Vir Shrinagesh, a national athlete and student of Pathways School in Gurgaon, had just launched EduKick Naari—a non-profit initiative offering guidance on how girls can avail of sports quotas to pursue their higher education. At one of EduKick Naari’s first workshops in Delhi’s Sangham Vihar, a girl—who was a state-level athlete and had scored 90 per cent in her ninth grade exams—raised her hand. “Do sports quotas really work for girls like me?” she asked. “My mother told me sports is just a distraction and won’t get me anywhere.” The question reinforced Shrinagesh’s conviction that his initiative was of paramount importance. “You’ve already done the hard part in your sports and academic achievements,” he told her. “Sports quotas could be your pathway to a better future.”
It is a truth that unfortunately few girls in India are aware of. “In a population of over 1.4 billion, the chances of turning sporting success into a professional career are significantly low, and even lower for low-income girls due to the poor sporting infrastructure,” says Shrinagesh. “For that reason precisely, EduKick Naari is the need of the hour since it allows every girl a chance to use her sporting achievements to open doors for herself through education. Sports quotas are one of the few systems already in place that reward athletic effort with academic opportunity. But without guidance, they go unused. EduKick Naari ensures that even in a system where professional pathways are scarce, sports still becomes a stepping stone to a better future.”

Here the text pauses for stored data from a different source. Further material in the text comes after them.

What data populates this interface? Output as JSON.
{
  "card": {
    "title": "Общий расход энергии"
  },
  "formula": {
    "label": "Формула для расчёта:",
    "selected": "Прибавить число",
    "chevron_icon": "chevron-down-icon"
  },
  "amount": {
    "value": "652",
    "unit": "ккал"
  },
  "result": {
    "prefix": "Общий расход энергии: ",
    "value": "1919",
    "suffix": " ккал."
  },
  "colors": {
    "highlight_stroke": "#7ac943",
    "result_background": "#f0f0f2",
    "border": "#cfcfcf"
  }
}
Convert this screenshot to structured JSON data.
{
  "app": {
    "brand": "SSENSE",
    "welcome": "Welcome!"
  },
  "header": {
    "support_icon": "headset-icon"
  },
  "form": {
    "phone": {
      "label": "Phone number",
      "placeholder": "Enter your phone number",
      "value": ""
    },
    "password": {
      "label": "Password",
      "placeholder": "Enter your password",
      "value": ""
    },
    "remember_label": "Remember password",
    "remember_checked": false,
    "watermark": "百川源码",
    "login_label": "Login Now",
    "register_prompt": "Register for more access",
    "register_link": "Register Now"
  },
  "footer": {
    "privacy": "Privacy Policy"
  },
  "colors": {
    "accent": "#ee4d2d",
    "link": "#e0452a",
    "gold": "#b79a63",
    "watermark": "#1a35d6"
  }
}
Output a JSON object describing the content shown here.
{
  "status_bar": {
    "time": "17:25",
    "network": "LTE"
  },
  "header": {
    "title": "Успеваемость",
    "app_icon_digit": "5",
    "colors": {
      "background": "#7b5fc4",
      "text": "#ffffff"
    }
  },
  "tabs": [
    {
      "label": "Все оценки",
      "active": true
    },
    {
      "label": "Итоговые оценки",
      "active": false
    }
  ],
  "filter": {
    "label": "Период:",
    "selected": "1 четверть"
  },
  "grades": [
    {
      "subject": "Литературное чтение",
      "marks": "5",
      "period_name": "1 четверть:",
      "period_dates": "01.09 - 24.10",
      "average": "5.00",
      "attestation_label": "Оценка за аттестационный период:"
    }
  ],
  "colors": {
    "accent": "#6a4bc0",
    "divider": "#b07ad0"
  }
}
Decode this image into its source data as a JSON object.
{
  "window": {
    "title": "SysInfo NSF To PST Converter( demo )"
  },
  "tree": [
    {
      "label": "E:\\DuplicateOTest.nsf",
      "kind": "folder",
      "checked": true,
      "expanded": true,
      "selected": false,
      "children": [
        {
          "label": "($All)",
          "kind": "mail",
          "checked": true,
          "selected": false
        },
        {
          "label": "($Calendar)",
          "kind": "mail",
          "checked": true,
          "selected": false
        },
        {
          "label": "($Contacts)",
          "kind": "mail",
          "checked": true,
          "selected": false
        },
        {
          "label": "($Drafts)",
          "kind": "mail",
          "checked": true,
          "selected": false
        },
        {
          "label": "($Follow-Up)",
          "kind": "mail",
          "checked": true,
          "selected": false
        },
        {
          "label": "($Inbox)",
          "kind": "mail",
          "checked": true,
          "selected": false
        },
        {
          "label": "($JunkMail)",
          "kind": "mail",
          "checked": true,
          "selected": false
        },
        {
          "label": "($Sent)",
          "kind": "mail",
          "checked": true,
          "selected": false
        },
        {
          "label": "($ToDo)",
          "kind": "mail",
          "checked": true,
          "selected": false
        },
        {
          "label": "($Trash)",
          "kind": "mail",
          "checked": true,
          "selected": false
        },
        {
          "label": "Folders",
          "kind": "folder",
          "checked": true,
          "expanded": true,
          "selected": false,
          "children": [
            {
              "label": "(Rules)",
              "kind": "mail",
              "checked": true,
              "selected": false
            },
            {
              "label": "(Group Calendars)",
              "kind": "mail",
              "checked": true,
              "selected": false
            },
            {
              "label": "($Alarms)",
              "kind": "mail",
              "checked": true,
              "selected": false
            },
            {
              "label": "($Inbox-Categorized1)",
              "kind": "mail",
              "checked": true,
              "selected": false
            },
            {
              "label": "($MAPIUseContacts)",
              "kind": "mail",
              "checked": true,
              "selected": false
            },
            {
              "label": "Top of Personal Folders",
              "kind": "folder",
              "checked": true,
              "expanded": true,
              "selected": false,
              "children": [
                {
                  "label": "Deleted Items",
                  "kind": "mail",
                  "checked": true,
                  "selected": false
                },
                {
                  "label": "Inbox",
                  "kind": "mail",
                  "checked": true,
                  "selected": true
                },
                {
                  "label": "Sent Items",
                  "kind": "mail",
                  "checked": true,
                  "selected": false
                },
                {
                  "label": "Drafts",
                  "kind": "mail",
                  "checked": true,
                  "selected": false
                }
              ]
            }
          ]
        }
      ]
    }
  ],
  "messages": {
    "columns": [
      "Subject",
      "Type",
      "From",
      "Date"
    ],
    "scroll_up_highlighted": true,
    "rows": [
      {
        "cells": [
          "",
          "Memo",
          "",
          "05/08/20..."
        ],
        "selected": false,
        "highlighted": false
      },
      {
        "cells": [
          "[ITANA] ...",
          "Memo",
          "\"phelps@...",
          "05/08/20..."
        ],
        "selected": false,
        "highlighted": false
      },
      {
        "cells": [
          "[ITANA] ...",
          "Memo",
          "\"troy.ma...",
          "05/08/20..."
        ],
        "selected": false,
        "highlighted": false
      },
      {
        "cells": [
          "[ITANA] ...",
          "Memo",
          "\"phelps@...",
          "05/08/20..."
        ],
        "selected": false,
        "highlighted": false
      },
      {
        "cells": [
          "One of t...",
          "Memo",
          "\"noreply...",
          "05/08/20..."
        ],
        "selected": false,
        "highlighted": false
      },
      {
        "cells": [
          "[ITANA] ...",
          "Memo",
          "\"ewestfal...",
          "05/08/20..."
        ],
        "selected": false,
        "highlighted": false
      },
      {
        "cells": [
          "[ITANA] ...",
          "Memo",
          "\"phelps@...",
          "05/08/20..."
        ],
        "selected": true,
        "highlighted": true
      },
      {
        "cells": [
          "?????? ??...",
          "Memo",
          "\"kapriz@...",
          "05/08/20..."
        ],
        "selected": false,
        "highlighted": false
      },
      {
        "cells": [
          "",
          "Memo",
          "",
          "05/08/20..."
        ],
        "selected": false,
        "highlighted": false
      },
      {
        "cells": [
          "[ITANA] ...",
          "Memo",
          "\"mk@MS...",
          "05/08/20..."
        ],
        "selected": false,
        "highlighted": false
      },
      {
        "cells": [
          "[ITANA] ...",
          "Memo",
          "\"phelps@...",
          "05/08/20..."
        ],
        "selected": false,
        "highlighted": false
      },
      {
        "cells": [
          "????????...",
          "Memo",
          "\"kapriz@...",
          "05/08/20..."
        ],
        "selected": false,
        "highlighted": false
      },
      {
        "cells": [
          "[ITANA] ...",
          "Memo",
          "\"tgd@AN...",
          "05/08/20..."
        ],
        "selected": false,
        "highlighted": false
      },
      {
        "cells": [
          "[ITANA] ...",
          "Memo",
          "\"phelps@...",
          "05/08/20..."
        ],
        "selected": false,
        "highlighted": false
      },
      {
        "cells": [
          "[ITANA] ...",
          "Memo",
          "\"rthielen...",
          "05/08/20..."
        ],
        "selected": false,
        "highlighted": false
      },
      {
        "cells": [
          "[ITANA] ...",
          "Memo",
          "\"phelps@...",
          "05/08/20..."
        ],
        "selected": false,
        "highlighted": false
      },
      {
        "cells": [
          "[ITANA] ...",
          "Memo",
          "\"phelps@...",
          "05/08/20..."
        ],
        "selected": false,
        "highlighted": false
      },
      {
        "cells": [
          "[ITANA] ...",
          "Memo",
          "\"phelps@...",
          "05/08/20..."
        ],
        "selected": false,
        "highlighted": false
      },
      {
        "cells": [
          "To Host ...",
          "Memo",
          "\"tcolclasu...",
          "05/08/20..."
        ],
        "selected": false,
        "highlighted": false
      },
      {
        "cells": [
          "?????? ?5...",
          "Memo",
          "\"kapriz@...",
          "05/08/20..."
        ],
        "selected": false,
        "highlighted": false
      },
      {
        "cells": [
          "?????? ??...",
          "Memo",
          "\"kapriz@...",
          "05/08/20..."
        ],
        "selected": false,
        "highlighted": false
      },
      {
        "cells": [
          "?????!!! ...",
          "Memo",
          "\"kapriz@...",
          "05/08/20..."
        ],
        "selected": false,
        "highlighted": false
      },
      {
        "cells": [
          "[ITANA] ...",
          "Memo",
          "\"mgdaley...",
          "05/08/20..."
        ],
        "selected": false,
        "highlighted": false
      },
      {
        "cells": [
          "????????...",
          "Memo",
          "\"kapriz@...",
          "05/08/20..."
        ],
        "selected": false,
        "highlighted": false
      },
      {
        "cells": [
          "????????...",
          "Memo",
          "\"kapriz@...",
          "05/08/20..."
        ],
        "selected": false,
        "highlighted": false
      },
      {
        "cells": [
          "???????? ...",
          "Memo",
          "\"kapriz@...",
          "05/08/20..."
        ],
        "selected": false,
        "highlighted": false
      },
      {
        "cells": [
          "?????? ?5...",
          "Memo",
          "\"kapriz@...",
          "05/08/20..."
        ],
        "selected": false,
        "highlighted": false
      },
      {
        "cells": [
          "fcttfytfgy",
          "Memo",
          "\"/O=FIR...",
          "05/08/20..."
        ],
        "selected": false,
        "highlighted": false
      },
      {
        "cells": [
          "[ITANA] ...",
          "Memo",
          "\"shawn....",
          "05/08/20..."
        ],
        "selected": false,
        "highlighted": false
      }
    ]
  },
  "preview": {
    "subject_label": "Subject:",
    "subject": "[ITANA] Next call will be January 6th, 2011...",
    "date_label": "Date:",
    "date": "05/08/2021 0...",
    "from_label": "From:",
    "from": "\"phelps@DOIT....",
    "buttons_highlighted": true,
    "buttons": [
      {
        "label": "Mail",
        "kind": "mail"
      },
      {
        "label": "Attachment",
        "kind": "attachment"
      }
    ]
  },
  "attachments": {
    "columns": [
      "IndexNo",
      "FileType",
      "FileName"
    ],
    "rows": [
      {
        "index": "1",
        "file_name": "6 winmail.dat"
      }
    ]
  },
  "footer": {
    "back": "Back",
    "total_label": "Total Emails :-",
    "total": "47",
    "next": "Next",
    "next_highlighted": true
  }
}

EduKick Naari has tied up with NGOs like Khel Khel Mein Foundation (KKMF), Dribble Academy and Mera India Mera Adhikar (MIMA) to help over 100 women across Haryana, Delhi, UP and Rajasthan. Through structured workshops, the non-profit educates girls about the sports quota system in Indian colleges and how to crack it. The sessions cover everything from eligibility criteria to required documentation. Each girl is also offered personalised guidance. EduKick Naari has distributed a practical guidebook in various regional languages to help girls manoeuvre the Indian sports quota system, for which it was adjudged one among the Top30 in India in the Deakin University NextGen Changemakers Competition in 2024.
Both Shrinagesh’s father and grandparents were national-level athletes. Shrinagesh, too, is an avid football player, training under different academies in Delhi-NCR. He has captained his school at the district and state level and also played at the national level (AIFF Elite League—U17 and AIFF Junior League—U15). In fact, it was while training for the AIFF Elite League Nationals at his academy (Bhaichung Bhutia Football Schools) that he noticed that the girls at their sister club, Garwhal FC’s U19 women’s team, were faced with a tough choice—either take their love for sports forward, hoping that they would make it professionally, or give up sports to pursue their education. He started wondering why such a trade-off had to happen. While researching sports quotas for women, he unearthed an alarming lack of awareness about them among the girls. In an attempt to bridge this gap between sports and educational opportunities, he founded EduKick Naari.
The journey has not been easy though. The biggest roadblock was getting the NGOs onboard. Even with the few NGOs that responded, Shrinagesh found it difficult to find time slots for workshops in between his school, exams and football training. “However, with KKMF’s trust in our first workshop, we were able to successfully kickstart them, creating valuable partnerships and resulting in tangible impact for the girls,” says Shrinagesh. The young athlete might as well have been channelling his inner Shah Rukh Khan when he says in the film Chak De India!—ironically about women hockey players striving to overcome obstacles to win the World Cup—“What is not possible is what I want to do.” After all, in sports, as in life, to score big, you need to dream big.